Deep Ocean Water to Cool Ice Rink for Pyeongchang Olympics

      December 13, 2011 11:36

      The ice rink to be used during the 2018 Pyeongchang Winter Olympics will be heated and cooled using deep ocean water, becoming the first winter sports facility to be powered by green energy.

      The ice rink will use water sourced from at least two meters under the surface of the ocean, a depth where no sunlight can penetrate so it remains at a consistently low temperature of less than 2 degrees Celsius.

      The Ministry of Land, Transport and Maritime Affairs said on Monday that it plans to build the Olympic speed skating rink as a low-carbon-emission facility in Gangeung, Gangwon Province in northeastern Korea. This is part of the government's plan to turn the global sporting event into a showcase for Korea's environmentally-friendly technology and energy-saving efforts.

      The water will be sourced from 200 m below the surface of the ocean around 5 km to 8 km off the coast of Gangeung. Pipes measuring 50 cm in diameter made of high-intensity polyethylene, or a similarly durable material, will be used to pump in the water in order to prevent corrosion.

      The water drawn from the ocean will help save costs as it makes it easier to keep the ice rink frozen. An official at the Land Ministry said, "The cooling system of the ice rink will help keep its temperature at 15 degrees below zero and freeze the ice through a network of coils situated underneath."

      The system requires around 6,300 tons of water to be pumped daily. But it is expected to save around W810 million (US$1=W1,147) a year compared to conventional methods that use freezers or boilers.

      "The pump that will be used to bring the deep ocean water into the facility is going to be situated lower than the surface of the ocean, so we will not require a lot of energy to bring it ashore," said Kim Hyun-joo, head of the Korea Ocean Research and Development Institute.
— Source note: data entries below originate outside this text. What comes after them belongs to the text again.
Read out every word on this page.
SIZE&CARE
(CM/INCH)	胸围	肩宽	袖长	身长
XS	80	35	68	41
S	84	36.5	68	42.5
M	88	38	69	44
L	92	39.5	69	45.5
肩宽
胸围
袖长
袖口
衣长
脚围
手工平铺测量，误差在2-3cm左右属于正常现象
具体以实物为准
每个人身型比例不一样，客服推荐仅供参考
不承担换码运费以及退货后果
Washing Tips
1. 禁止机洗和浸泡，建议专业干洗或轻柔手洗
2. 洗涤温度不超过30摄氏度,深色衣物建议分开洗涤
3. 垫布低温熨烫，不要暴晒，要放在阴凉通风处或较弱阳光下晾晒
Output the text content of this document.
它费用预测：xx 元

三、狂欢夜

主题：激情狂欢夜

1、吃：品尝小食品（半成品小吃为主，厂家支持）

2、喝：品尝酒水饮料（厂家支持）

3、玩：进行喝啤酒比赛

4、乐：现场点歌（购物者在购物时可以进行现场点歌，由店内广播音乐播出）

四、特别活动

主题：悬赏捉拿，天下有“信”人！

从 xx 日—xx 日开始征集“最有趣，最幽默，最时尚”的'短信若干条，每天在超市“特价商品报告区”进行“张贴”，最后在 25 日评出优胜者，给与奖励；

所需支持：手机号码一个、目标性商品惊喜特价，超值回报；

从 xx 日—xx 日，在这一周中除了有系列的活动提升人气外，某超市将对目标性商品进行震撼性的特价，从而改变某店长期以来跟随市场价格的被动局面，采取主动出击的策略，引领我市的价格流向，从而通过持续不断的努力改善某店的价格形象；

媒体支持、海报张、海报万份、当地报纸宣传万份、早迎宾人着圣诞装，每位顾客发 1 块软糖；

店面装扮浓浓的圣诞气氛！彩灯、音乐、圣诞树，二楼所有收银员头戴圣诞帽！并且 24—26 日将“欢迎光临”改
      "At the initial stage, the heating and cooling system will require an investment of W10.7 billion, costing around W7 billion more than conventional methods, but we will save W800 million a year in maintenance costs so we can break even in about nine years."

      The facility will also contribute to a 63.8 percent drop in emissions of greenhouse gases a year, down from 2,581 tons to just 936 tons, officials said.

      The water will also be used to produce electricity by constructing a generator that uses the temperature difference between the ocean water and that taken from hot springs, which will be supplied from neighboring sources. The two will be evaporated and condensed, causing a reaction that can power the turbines of the generator to produce electricity.

      Advanced countries already use deep ocean water to cool and heat buildings. Several hotels in Hawaii and Guam, as well as houses in Okinawa, Japan, use similar technologies.